3 Tesla releases patents to all (Julie Balise in San Francisco Chronicle) Tesla Motors will not pursue patent lawsuits against other automakers that use its electric car technology in good faith, CEO Elon Musk wrote in a blog post. The company originally patented its technology to prevent major manufacturers from using their manufacturing, sales, and marketing resources to overwhelm Tesla. This has not proven to be the case, according to Musk.

Zero emission cars make up a small part of sales for major automakers, Musk wrote, with only a few companies producing a limited volume of models that have limited range. Manufacturers produce almost 100 million new vehicles per year.
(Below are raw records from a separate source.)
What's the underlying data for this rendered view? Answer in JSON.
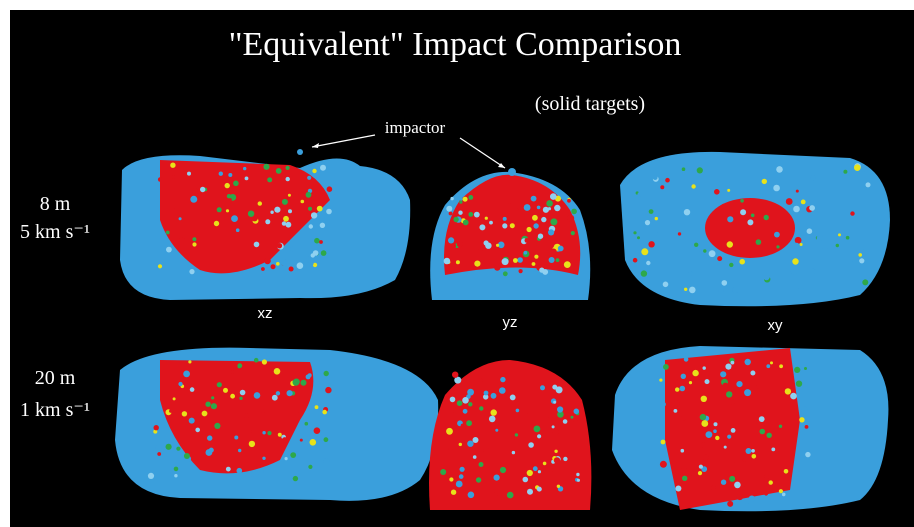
{
  "title": "\"Equivalent\" Impact Comparison",
  "subtitle": "(solid targets)",
  "annotation": "impactor",
  "rows": [
    {
      "size": "8 m",
      "speed": "5 km s⁻¹"
    },
    {
      "size": "20 m",
      "speed": "1 km s⁻¹"
    }
  ],
  "views": [
    "xz",
    "yz",
    "xy"
  ]
}
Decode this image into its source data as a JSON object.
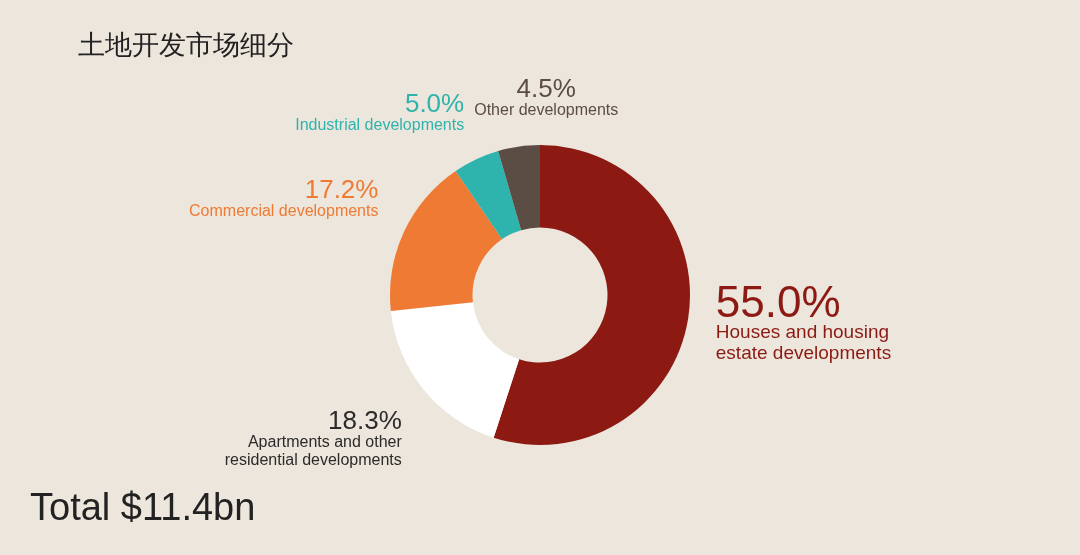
{
  "chart_data": {
    "type": "donut",
    "title": "土地开发市场细分",
    "categories": [
      "Houses and housing estate developments",
      "Apartments and other residential developments",
      "Commercial developments",
      "Industrial developments",
      "Other developments"
    ],
    "values": [
      55.0,
      18.3,
      17.2,
      5.0,
      4.5
    ],
    "value_labels": [
      "55.0%",
      "18.3%",
      "17.2%",
      "5.0%",
      "4.5%"
    ],
    "colors": [
      "#8c1a13",
      "#ffffff",
      "#ee7a33",
      "#2fb3ad",
      "#5b4c44"
    ],
    "annotations": [
      "Total $11.4bn"
    ],
    "legend": false
  }
}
Tesla can’t make electric vehicles fast enough to “address the carbon crisis,” Musk wrote.

“Our true competition is not the small trickle of non-Tesla electric cars being produced, but rather the enormous flood of gasoline cars pouring out of the world’s factories every day,” Musk wrote.


4 Why women are being hanged in India (Geeta Pandey on BBC) Four women have been found hanging from trees in remote villages in the Indian state of Uttar Pradesh in the last fortnight. The families of at least three of the dead, two of them teenage cousins, have alleged that they were murdered after being raped. Is this spate of grisly murders new? Such crimes are not new to Uttar Pradesh, indeed to India.
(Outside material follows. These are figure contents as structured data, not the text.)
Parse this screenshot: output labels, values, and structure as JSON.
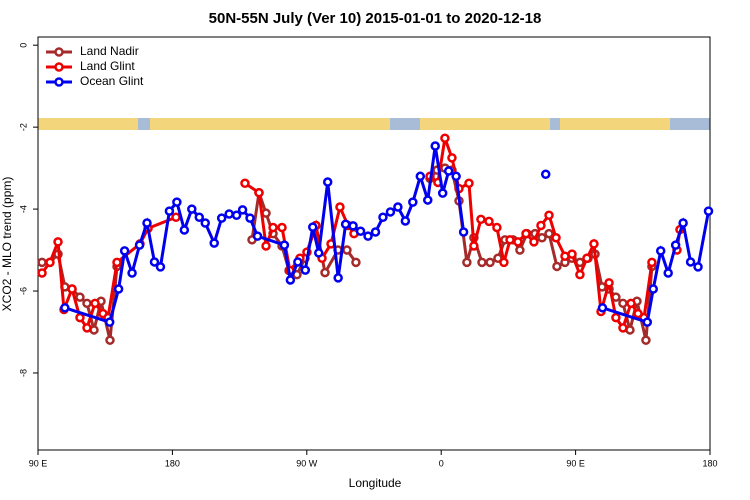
{
  "chart_data": {
    "type": "line",
    "title": "50N-55N July (Ver 10)   2015-01-01 to 2020-12-18",
    "x_label": "Longitude",
    "y_label": "XCO2 - MLO trend (ppm)",
    "xlim": [
      90,
      540
    ],
    "xticks": [
      {
        "value": 90,
        "label": "90 E"
      },
      180,
      {
        "value": 270,
        "label": "90 W"
      },
      {
        "value": 360,
        "label": "0"
      },
      {
        "value": 450,
        "label": "90 E"
      },
      {
        "value": 540,
        "label": "180"
      }
    ],
    "ylim": [
      -9.88,
      0.2
    ],
    "yticks": [
      0,
      -2,
      -4,
      -6,
      -8
    ],
    "grid": false,
    "legend": "top-left",
    "series": [
      {
        "name": "Land Nadir",
        "color": "#a52a2a",
        "x": [
          92.7,
          98.0,
          103.4,
          108.0,
          112.8,
          118.1,
          122.8,
          127.5,
          132.2,
          138.2,
          142.9,
          190.0,
          233.3,
          238.0,
          242.7,
          247.4,
          253.4,
          258.1,
          263.4,
          268.8,
          276.1,
          282.2,
          290.9,
          296.9,
          302.9,
          330.0,
          352.5,
          357.2,
          362.5,
          367.2,
          371.9,
          377.2,
          381.9,
          387.3,
          392.7,
          398.0,
          402.7,
          408.1,
          412.7,
          417.4,
          422.8,
          427.5,
          432.2,
          437.5,
          442.9,
          447.6,
          452.9,
          458.3,
          463.0,
          467.7,
          472.4,
          477.0,
          481.7,
          486.4,
          491.1,
          497.1,
          501.1
        ],
        "values": [
          -5.3,
          -5.3,
          -5.1,
          -5.9,
          -5.95,
          -6.15,
          -6.3,
          -6.95,
          -6.25,
          -7.2,
          -5.4,
          null,
          -4.75,
          -3.6,
          -4.1,
          -4.6,
          -4.9,
          -5.5,
          -5.6,
          -5.2,
          -4.4,
          -5.55,
          -5.0,
          -5.0,
          -5.3,
          null,
          -3.25,
          -3.05,
          -3.0,
          -3.05,
          -3.8,
          -5.3,
          -4.7,
          -5.3,
          -5.3,
          -5.2,
          -4.75,
          -4.75,
          -5.0,
          -4.6,
          -4.6,
          -4.7,
          -4.6,
          -5.4,
          -5.3,
          -5.2,
          -5.3,
          -5.2,
          -5.1,
          -5.9,
          -5.95,
          -6.15,
          -6.3,
          -6.95,
          -6.25,
          -7.2,
          -5.4
        ]
      },
      {
        "name": "Land Glint",
        "color": "#ee0000",
        "x": [
          92.7,
          98.0,
          103.4,
          107.4,
          112.8,
          118.1,
          122.8,
          128.2,
          133.5,
          136.9,
          142.9,
          158.3,
          163.7,
          182.4,
          200.0,
          228.6,
          238.0,
          242.7,
          247.4,
          253.4,
          258.7,
          265.4,
          270.1,
          276.1,
          280.2,
          286.2,
          292.2,
          297.6,
          301.6,
          330.0,
          352.5,
          357.8,
          362.5,
          367.2,
          371.9,
          378.6,
          381.9,
          386.6,
          392.0,
          397.3,
          402.0,
          406.1,
          411.4,
          416.8,
          422.1,
          426.8,
          432.2,
          436.9,
          442.9,
          447.6,
          452.9,
          457.6,
          462.3,
          467.0,
          472.4,
          477.0,
          481.7,
          487.1,
          491.8,
          495.8,
          501.1,
          510.0,
          517.9,
          519.9
        ],
        "values": [
          -5.56,
          -5.3,
          -4.8,
          -6.45,
          -5.95,
          -6.65,
          -6.9,
          -6.3,
          -6.55,
          -6.65,
          -5.3,
          -4.85,
          -4.47,
          -4.2,
          null,
          -3.37,
          -3.6,
          -4.9,
          -4.45,
          -4.45,
          -5.5,
          -5.2,
          -5.05,
          -4.4,
          -5.2,
          -4.85,
          -3.95,
          -4.4,
          -4.6,
          null,
          -3.2,
          -3.35,
          -2.27,
          -2.75,
          -3.5,
          -3.37,
          -4.9,
          -4.25,
          -4.3,
          -4.45,
          -5.3,
          -4.75,
          -4.8,
          -4.6,
          -4.8,
          -4.4,
          -4.15,
          -4.7,
          -5.15,
          -5.1,
          -5.6,
          -5.2,
          -4.85,
          -6.5,
          -5.8,
          -6.65,
          -6.9,
          -6.3,
          -6.55,
          -6.65,
          -5.3,
          null,
          -5.0,
          -4.5
        ]
      },
      {
        "name": "Ocean Glint",
        "color": "#0000ee",
        "x": [
          108,
          138,
          144,
          148,
          153,
          158,
          163,
          168,
          172,
          178,
          183,
          188,
          193,
          198,
          202,
          208,
          213,
          218,
          223,
          227,
          232,
          237,
          255,
          259,
          264,
          269,
          274,
          278,
          284,
          291,
          296,
          301,
          306,
          311,
          316,
          321,
          326,
          331,
          336,
          341,
          346,
          351,
          356,
          361,
          365,
          370,
          375,
          400,
          430,
          450,
          468,
          498,
          502,
          507,
          512,
          517,
          522,
          527,
          532,
          539
        ],
        "values": [
          -6.41,
          -6.76,
          -5.95,
          -5.02,
          -5.56,
          -4.88,
          -4.34,
          -5.29,
          -5.41,
          -4.05,
          -3.83,
          -4.51,
          -4.0,
          -4.2,
          -4.34,
          -4.83,
          -4.22,
          -4.12,
          -4.15,
          -4.02,
          -4.22,
          -4.66,
          -4.88,
          -5.73,
          -5.29,
          -5.49,
          -4.44,
          -5.07,
          -3.34,
          -5.68,
          -4.37,
          -4.41,
          -4.54,
          -4.66,
          -4.56,
          -4.2,
          -4.07,
          -3.95,
          -4.29,
          -3.83,
          -3.2,
          -3.78,
          -2.46,
          -3.61,
          -3.07,
          -3.2,
          -4.56,
          null,
          -3.15,
          null,
          -6.41,
          -6.76,
          -5.95,
          -5.02,
          -5.56,
          -4.88,
          -4.34,
          -5.29,
          -5.41,
          -4.05
        ]
      }
    ]
  }
}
As a young girl, when I visited my grandparents in my tiny ancestral village in Pratapgarh district in the state during my annual summer vacations, I sometimes heard my mother and our neighbours talk about assaults on women. The perpetrators were almost always men from my community - high-caste Brahmins. And the victims were almost always lower-caste or Dalit (formerly untouchable) women. Nobody went to the police because, as my mother said, they were often considered part of the problem.

Certainly in the years since my childhood, things have changed - slowly, but surely. Could stricter rape laws actually be part of the problem? Some campaigners say it could be making women more vulnerable. The victims are being killed because the rapists want to finish off the main witness, they say.

Why are the women being hanged? Some say this might appear the easiest way to attackers to get rid of evidence and pass murder off as suicide. But police and state administration officials disagree and suggest in some cases guilty families are trying to pass "honour killings" off as rape and murder. The head of forensic medicine and toxicology at Delhi's AIIMS hospital says hanging is "generally a method of suicide" and is "very rarely" used for murder.

"To hang someone is not easy," Dr Sudhir Kumar Gupta says, but adds, "unless someone is totally defenceless and unconscious." I ask him if the group of men who allegedly killed two teenage cousins last month could have beaten them into submission before hanging them? "Maybe," he says.

Why Uttar Pradesh? India's most populous state with more than 200 million people is also one of the poorest states with more than 40% of its population living below the poverty line. Like much of north India, the state is still largely patriarchal and feudal and women are regarded as inferior to men. Two weeks ago, when a photograph of the two teenage cousins hanging from the branches of a mango tree appeared on news websites and social media, there was outrage across India.